Les Chroniques de Xavier : Incroyable mais vrai, autant en emporte le temps

Chaque nouveau film de Quentin Dupieux, chacune de ses fantaisies cinématographiques, est désormais attendu(e) par un public qui a eu tendance à s’élargir depuis Réalité (2015). Il faut aussi préciser que Mr.

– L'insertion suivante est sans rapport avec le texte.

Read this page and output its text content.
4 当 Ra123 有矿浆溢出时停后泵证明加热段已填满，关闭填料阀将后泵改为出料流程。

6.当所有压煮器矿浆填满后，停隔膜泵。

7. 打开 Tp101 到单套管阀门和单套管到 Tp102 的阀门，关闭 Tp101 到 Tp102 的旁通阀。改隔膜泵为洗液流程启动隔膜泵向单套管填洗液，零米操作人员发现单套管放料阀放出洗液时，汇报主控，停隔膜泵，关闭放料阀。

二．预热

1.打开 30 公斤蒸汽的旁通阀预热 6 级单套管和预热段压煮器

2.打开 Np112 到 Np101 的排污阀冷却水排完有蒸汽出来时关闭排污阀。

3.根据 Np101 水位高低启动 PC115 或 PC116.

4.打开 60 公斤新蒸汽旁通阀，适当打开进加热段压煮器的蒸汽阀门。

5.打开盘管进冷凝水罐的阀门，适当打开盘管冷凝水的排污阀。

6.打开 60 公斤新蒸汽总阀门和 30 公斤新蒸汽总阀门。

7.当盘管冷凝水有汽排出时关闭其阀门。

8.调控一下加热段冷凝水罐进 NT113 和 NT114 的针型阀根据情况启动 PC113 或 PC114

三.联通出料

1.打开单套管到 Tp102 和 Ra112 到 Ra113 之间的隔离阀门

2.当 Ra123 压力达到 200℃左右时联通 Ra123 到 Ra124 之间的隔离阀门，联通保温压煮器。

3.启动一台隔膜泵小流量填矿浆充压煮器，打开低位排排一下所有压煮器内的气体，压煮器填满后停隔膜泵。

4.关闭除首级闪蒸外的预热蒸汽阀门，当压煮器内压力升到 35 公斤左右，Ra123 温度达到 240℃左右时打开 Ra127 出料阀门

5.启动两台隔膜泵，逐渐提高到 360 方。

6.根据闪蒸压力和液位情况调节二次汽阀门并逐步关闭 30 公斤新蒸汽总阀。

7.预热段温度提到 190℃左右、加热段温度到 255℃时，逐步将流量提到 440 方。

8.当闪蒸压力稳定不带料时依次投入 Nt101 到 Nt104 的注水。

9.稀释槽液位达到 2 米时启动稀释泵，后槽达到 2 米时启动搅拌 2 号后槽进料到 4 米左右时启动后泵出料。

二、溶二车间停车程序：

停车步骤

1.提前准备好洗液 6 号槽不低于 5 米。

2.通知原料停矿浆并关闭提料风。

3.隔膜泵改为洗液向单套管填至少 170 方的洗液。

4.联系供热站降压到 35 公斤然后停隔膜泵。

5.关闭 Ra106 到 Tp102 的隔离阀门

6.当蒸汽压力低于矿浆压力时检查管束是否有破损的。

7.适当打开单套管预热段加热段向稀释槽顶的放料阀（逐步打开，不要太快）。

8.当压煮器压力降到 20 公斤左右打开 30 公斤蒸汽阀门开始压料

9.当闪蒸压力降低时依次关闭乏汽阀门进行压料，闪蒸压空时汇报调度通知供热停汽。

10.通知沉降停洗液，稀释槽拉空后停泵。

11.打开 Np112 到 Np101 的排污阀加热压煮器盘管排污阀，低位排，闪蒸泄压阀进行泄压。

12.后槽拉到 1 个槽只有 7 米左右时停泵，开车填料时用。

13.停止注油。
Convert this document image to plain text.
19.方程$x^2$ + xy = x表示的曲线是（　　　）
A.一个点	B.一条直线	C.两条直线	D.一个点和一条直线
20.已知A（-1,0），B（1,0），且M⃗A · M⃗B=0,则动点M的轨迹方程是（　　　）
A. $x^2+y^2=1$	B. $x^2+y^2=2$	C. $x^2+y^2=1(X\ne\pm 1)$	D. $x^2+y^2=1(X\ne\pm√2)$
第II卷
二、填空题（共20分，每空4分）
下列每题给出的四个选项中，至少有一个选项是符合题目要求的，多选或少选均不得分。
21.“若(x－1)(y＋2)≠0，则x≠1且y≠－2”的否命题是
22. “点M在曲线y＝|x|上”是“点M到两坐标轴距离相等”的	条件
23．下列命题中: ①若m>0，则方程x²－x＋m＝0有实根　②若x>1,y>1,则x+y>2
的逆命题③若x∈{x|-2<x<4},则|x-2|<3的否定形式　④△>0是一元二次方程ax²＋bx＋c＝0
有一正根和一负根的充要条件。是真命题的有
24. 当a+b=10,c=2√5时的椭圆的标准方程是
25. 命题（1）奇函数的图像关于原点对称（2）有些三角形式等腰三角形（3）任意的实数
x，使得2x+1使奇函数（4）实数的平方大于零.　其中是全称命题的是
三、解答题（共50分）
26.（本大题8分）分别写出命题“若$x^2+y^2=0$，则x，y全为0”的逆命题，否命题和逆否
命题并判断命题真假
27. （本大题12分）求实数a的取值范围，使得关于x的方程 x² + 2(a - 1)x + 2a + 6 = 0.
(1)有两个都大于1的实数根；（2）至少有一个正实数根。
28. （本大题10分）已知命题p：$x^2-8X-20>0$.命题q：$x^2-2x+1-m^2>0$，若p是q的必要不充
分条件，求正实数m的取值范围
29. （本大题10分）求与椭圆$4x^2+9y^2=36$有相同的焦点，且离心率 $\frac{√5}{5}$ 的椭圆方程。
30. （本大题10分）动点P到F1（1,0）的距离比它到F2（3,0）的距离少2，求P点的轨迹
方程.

Oizo tourne beaucoup, à un rythme effréné : alors que les festivaliers cannois ont découvert sa nouvelle production en mai dernier, projetée en Séance de minuit, Fumer fait tousser, ce long métrage, intitulé Incroyable mais vrai et réalisé précédemment, sort en salles.

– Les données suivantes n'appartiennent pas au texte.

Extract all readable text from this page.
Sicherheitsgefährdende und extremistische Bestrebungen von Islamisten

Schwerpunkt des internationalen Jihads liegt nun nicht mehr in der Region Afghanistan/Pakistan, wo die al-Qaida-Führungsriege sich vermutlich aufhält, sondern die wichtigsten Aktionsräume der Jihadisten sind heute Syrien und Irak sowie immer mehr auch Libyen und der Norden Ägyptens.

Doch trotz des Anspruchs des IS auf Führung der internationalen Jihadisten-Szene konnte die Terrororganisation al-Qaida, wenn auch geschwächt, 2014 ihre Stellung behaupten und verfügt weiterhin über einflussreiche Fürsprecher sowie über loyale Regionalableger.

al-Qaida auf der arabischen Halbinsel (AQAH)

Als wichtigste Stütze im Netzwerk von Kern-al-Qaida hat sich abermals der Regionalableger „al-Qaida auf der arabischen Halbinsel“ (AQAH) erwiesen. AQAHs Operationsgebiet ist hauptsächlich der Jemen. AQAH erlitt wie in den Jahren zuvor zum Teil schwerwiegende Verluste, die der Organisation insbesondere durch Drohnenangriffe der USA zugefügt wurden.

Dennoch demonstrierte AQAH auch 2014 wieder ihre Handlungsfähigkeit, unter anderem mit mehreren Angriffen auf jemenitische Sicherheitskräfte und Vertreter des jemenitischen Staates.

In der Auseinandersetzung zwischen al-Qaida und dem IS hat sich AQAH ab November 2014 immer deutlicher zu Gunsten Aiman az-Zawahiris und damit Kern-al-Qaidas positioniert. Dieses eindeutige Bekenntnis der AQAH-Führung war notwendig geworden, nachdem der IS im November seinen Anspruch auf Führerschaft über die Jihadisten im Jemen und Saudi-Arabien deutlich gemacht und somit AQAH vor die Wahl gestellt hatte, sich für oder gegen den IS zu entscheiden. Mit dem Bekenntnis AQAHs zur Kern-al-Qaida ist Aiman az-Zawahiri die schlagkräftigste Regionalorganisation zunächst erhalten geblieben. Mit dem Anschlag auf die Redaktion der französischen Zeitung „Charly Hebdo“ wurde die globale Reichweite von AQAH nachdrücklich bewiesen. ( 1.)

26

En principe, on identifiait dès le début un film de Dupieux : une situation hautement improbable, voire totalement décalée (c’est encore le cas dans Fumer fait tousser, par exemple), avec un ou plusieurs partis pris. Dans cet opus, les premières séquences commencent finalement comme une œuvre ordinaire et il faudra attendre quelques minutes pour découvrir ce que le titre annonce, à savoir une chose incroyable mais vraie. Comme souvent, l’intrigue est assez minimaliste : Alain et Marie (Alain Chabat et Léa Drucker, parfaits) un couple on ne peut plus banal, emménagent dans un pavillon, lequel possède une trappe située dans la cave qui va bouleverser leur existence.

Dès le début, en effet, le cinéaste inscrit ses personnages dans un cadre aux contours volontairement flous, usant de longues focales pour obtenir ce résultat, et donne une tonalité ouatée, cotonneuse qui brouille la temporalité (si bien qu’on se demande vraiment à quelle époque se déroule l’histoire).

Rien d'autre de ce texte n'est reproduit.